Dramático e amedrontador, o Cabo Horn é o fim do mundo

“A vista destas costas é suficiente para fazer um homem de terra ter pesadelos durante uma semana com naufrágios, perigos e morte”, escreveu o naturalista Charles Darwin em 1834 quando passou pelo Cabo Horn. Localizado na ponta de nosso continente, a quase 56º de latitude Sul, o Cabo Horn é um dos maiores desafios náuticos. Marinheiros, piratas, caçadores de baleias, missioneiros ou exploradores sempre sentiram um buraco no estômago ao passar de um oceano a outro. De 1616 até 1914 (quando da abertura do Canal de Panamá), esta era a rota obrigatória entre a Europa e a Costa Oeste dos Estados Unidos. Durante estes três séculos, calcula-se que mais de 800 embarcações perderam-se nas tormentas do Cabo Horn, levando a vida de cerca de 10 mil pessoas.
© Haroldo Castro | Patagonia, ChileNão há marinheiro que não respeite as águas e os ventos do Cabo Horn – à esquerda da foto.

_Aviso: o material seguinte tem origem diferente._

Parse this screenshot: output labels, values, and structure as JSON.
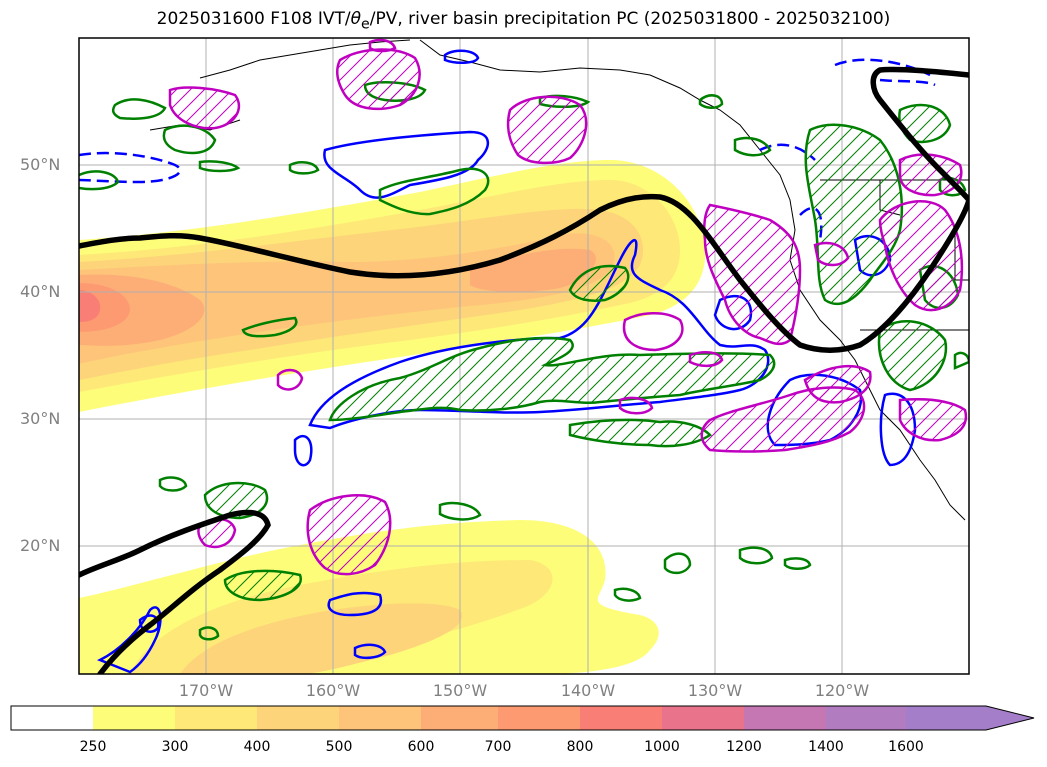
{
  "title": {
    "prefix": "2025031600 F108 IVT/",
    "theta": "θ",
    "theta_sub": "e",
    "suffix": "/PV, river basin precipitation PC (2025031800 - 2025032100)"
  },
  "axes": {
    "lat_labels": [
      "50°N",
      "40°N",
      "30°N",
      "20°N"
    ],
    "lon_labels": [
      "170°W",
      "160°W",
      "150°W",
      "140°W",
      "130°W",
      "120°W"
    ]
  },
  "colorbar": {
    "levels": [
      "250",
      "300",
      "400",
      "500",
      "600",
      "700",
      "800",
      "1000",
      "1200",
      "1400",
      "1600"
    ],
    "colors": [
      "#ffffff",
      "#fdfd7a",
      "#fde878",
      "#fdd47a",
      "#fdc47a",
      "#fdad76",
      "#fd9a72",
      "#f97f76",
      "#e8738a",
      "#c577b4",
      "#b27cc1",
      "#a47ec8"
    ]
  },
  "legend_colors": {
    "pv_contour": "#000000",
    "positive_pc_green": "#008000",
    "negative_pc_blue": "#0000ff",
    "magenta": "#c000c0"
  }
}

Não foi uma expedição científica que descobriu a passagem de um oceano a outro, mas mercadores em busca de novas oportunidades. O francês Isaac Le Maire, um dos fundadores e acionista da famigerada Companhia Holandesa das Índias Ocidentais – e depois um forte inimigo da mesma instituição – organizou a expedição de dois barcos (Eendracht e Hoorn) que zarpou da Holanda, sob o comando de seu filho Jacob.Foi a intenção de boicotar a Companhia das Índias e quebrar seu monopólio nos caminhos interoceânicos que realmente motivou a descoberta da nova passagem.
Em janeiro de 1616, o feito foi realizado, a contragosto dos holandeses. Jacob Le Maire continuou rumo oeste e cruzou todo o Pacífico, até chegar na Indonésia. Lá, a poderosa Companhia das Índias o esperava não com salvas, mas com um mandato de prisão e de apreensão do barco. Jacob morreu na viagem de volta à Holanda, mas seu pai Isaac persistiu a luta contra a primeira megaempresa e corporação multinacional do planeta, que tinha poderes tão amplos como os de um governo.
O cabo foi batizado com o nome de um dos barcos de Le Maire, Hoorn, incendiado durante a viagem, o mesmo de uma cidade holandesa. A tradução em espanhol, Hornos, que significa “fornos”, é incorreta.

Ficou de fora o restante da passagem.